Kohn died in 2016 aged 88 and the manuscript has come to the Bodleian from the estate of his wife Zahava.

‘Magnificent example’

The Kohn manuscript is described by the Bodleian as ‘a magnificent example of a composing draft, which sheds light on one of Bach's finest cantatas, a testament to the composer’s swiftness and elegance of writing’.

The document is written in brown and black ink and is in exceptional condition with the erosion of paper being mostly limited to the edges, making it one of the best-preserved Bach manuscripts.

The cantata itself was composed for the feast of the ascension on 10 May 1725, but it did not appear in print until 1878, 150 years after it was written.
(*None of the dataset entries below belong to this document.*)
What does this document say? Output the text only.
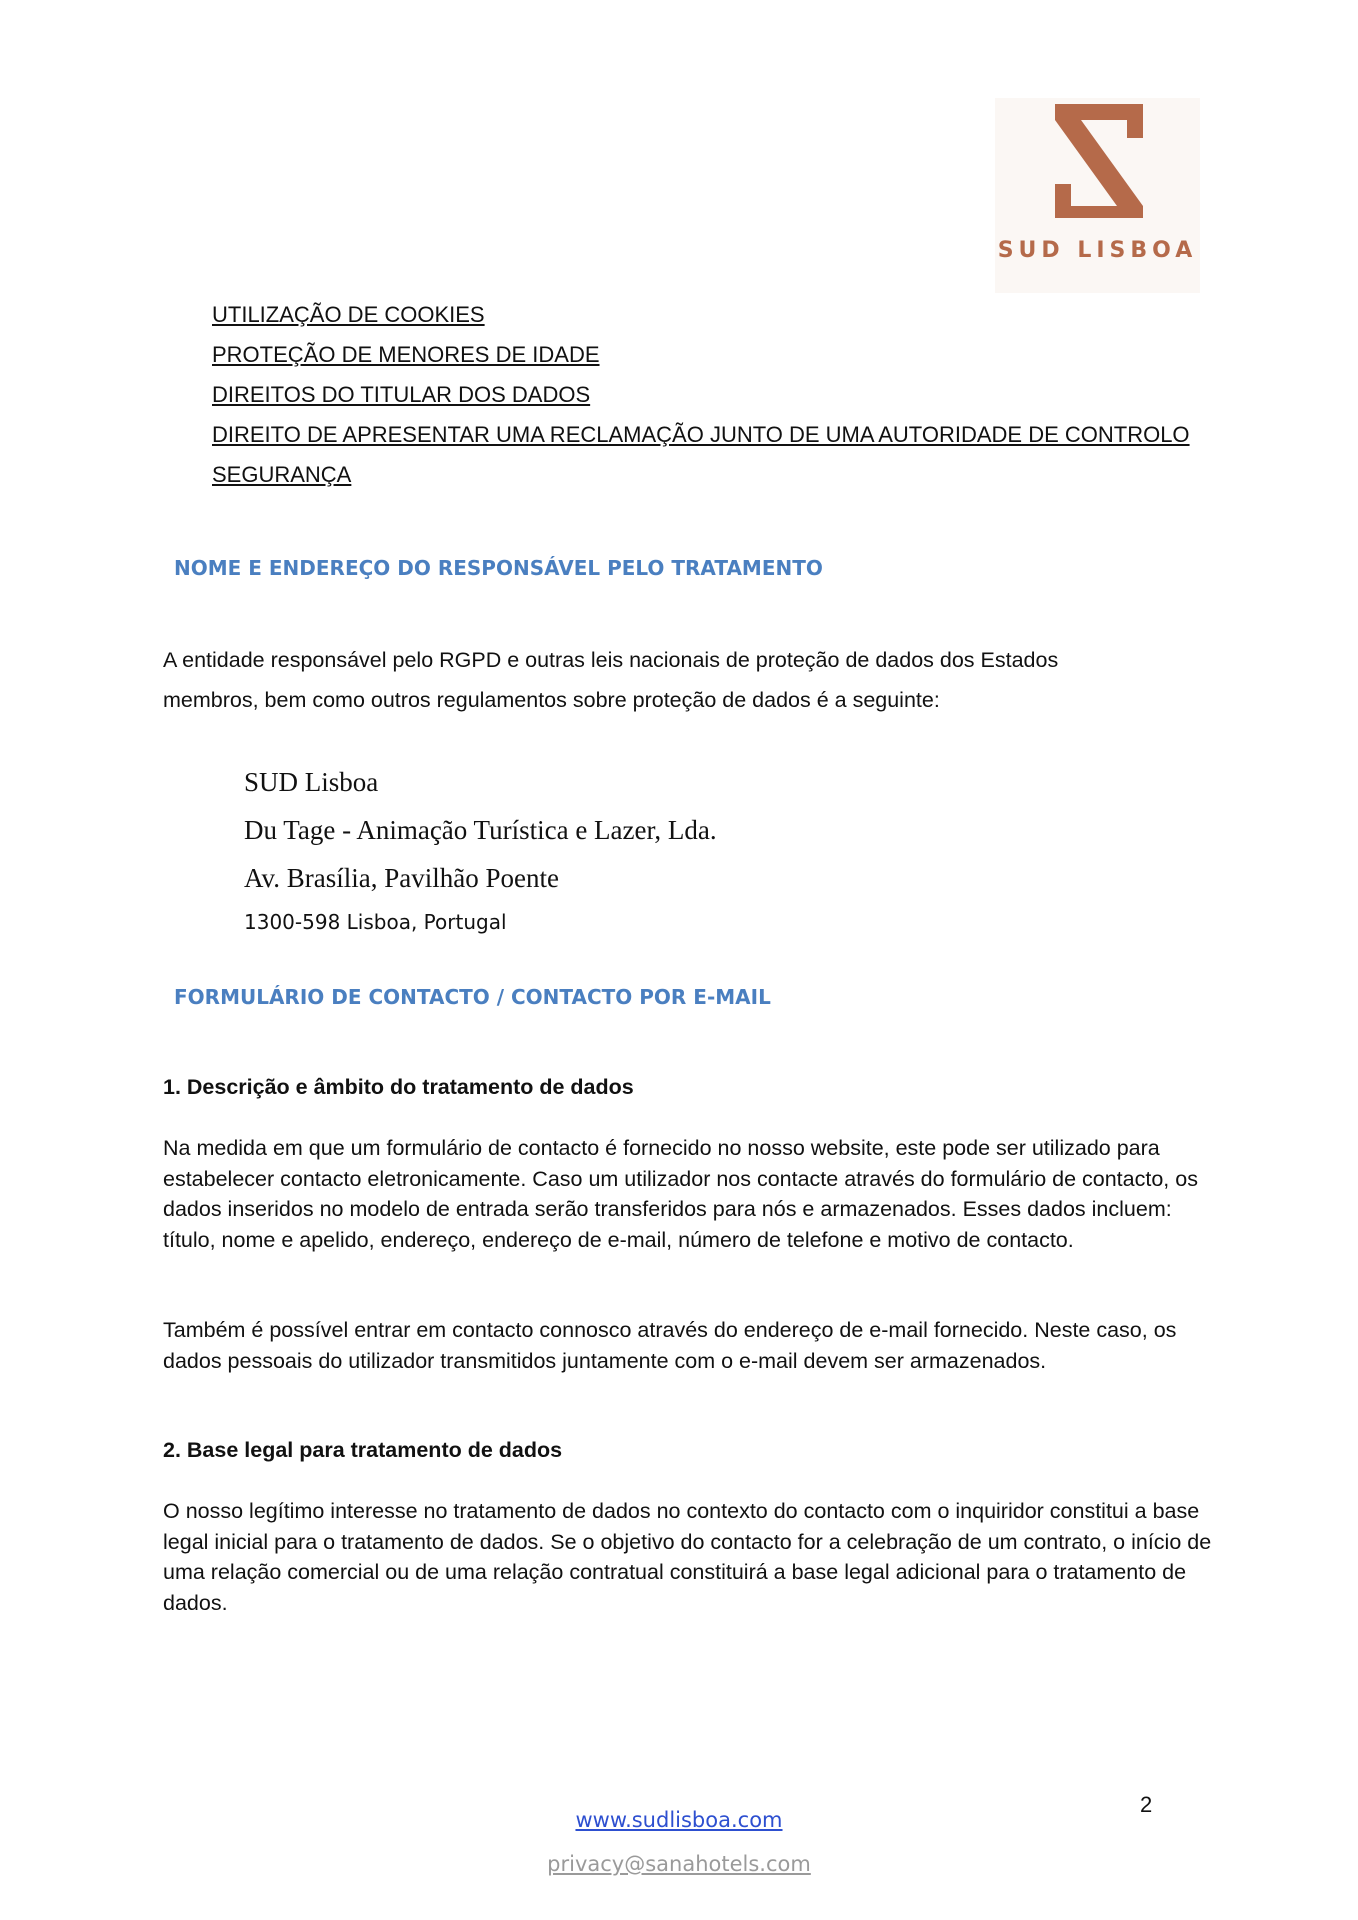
SUD LISBOA
UTILIZAÇÃO DE COOKIES
PROTEÇÃO DE MENORES DE IDADE
DIREITOS DO TITULAR DOS DADOS
DIREITO DE APRESENTAR UMA RECLAMAÇÃO JUNTO DE UMA AUTORIDADE DE CONTROLO
SEGURANÇA
NOME E ENDEREÇO DO RESPONSÁVEL PELO TRATAMENTO

A entidade responsável pelo RGPD e outras leis nacionais de proteção de dados dos Estados membros, bem como outros regulamentos sobre proteção de dados é a seguinte:

SUD Lisboa
Du Tage - Animação Turística e Lazer, Lda.
Av. Brasília, Pavilhão Poente
1300-598 Lisboa, Portugal
FORMULÁRIO DE CONTACTO / CONTACTO POR E-MAIL
1. Descrição e âmbito do tratamento de dados

Na medida em que um formulário de contacto é fornecido no nosso website, este pode ser utilizado para estabelecer contacto eletronicamente. Caso um utilizador nos contacte através do formulário de contacto, os dados inseridos no modelo de entrada serão transferidos para nós e armazenados. Esses dados incluem: título, nome e apelido, endereço, endereço de e-mail, número de telefone e motivo de contacto.

Também é possível entrar em contacto connosco através do endereço de e-mail fornecido. Neste caso, os dados pessoais do utilizador transmitidos juntamente com o e-mail devem ser armazenados.

2. Base legal para tratamento de dados

O nosso legítimo interesse no tratamento de dados no contexto do contacto com o inquiridor constitui a base legal inicial para o tratamento de dados. Se o objetivo do contacto for a celebração de um contrato, o início de uma relação comercial ou de uma relação contratual constituirá a base legal adicional para o tratamento de dados.

2
www.sudlisboa.com
privacy@sanahotels.com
The short, festive cantata, which lasts less than 20 minutes in performance, is scored for two horns, three different types of oboe, trumpet, strings and continuo, with four-part chorus, and alto, tenor and bass soloists.

Special collections

The largest collections of Bach’s manuscripts are in Berlin and Leipzig with most of the surviving cantata manuscripts now in institutions either in Germany, Poland and the US. In terms of the other three in the UK, two are held at the British Library and one is in the Fitzwilliam Museum, Cambridge.
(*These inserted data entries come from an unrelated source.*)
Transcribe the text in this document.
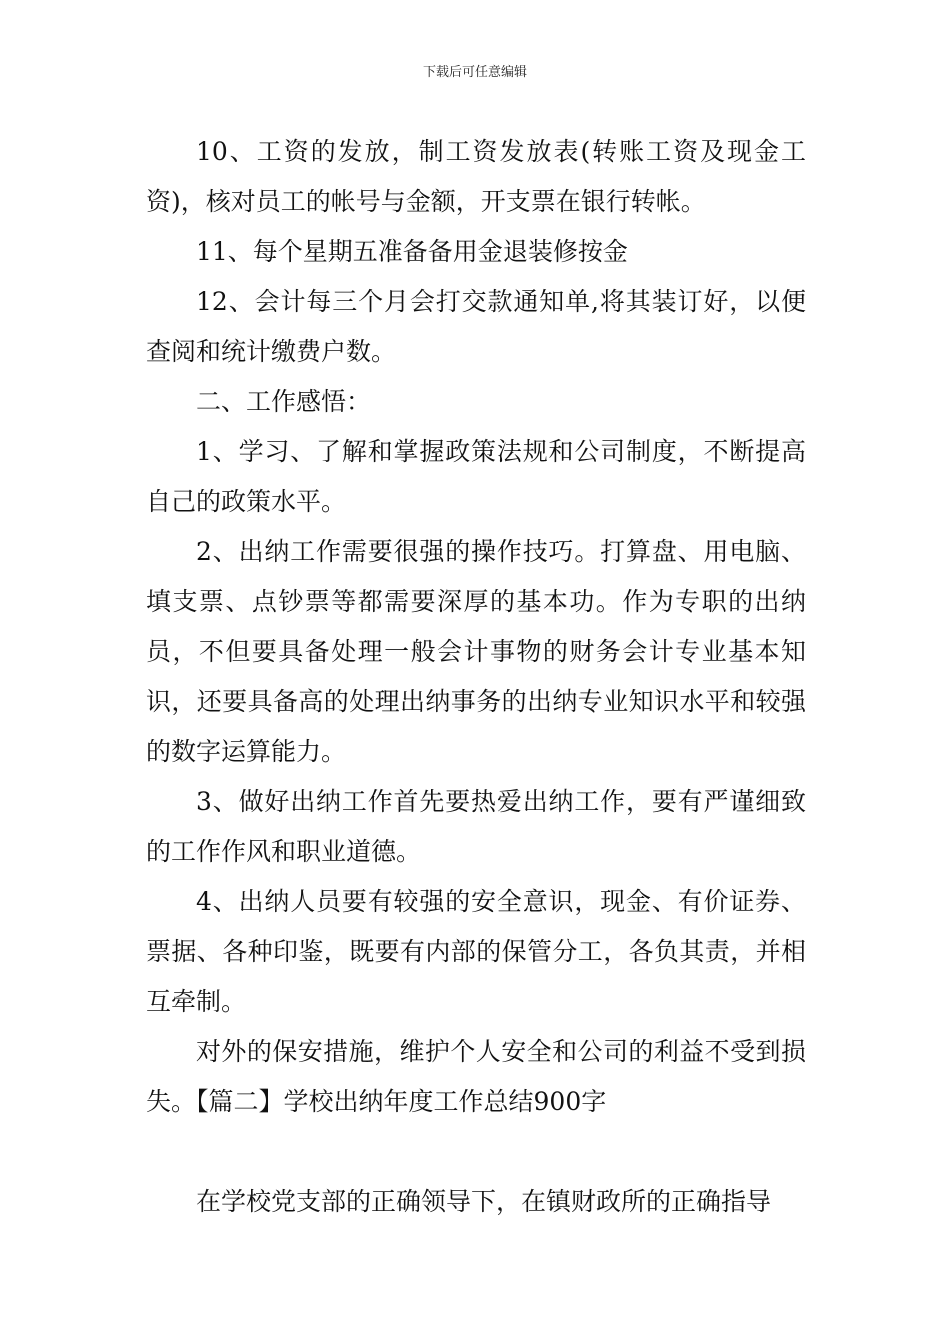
下载后可任意编辑

10、工资的发放，制工资发放表(转账工资及现金工资)，核对员工的帐号与金额，开支票在银行转帐。

11、每个星期五准备备用金退装修按金

12、会计每三个月会打交款通知单,将其装订好，以便查阅和统计缴费户数。

二、工作感悟：

1、学习、了解和掌握政策法规和公司制度，不断提高自己的政策水平。

2、出纳工作需要很强的操作技巧。打算盘、用电脑、填支票、点钞票等都需要深厚的基本功。作为专职的出纳员，不但要具备处理一般会计事物的财务会计专业基本知识，还要具备高的处理出纳事务的出纳专业知识水平和较强的数字运算能力。

3、做好出纳工作首先要热爱出纳工作，要有严谨细致的工作作风和职业道德。

4、出纳人员要有较强的安全意识，现金、有价证券、票据、各种印鉴，既要有内部的保管分工，各负其责，并相互牵制。

对外的保安措施，维护个人安全和公司的利益不受到损失。【篇二】学校出纳年度工作总结900字

在学校党支部的正确领导下，在镇财政所的正确指导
The Kohn manuscript was previously exhibited at Buckingham Palace in the early 2000s when the piece was performed for the then Prince of Wales. It will now join the music archive of the Bodleian’s Special Collections which already includes the M. Deneke Mendelssohn collection – a major group of manuscripts relating to Felix Mendelssohn which contains the latter’s manuscript copies of many of Bach’s works.

The Bach manuscript will be displayed in the Bodleian Libraries' current exhibition Write Cut Rewrite which runs until 5 January 2025 at the Weston Library’s Treasury.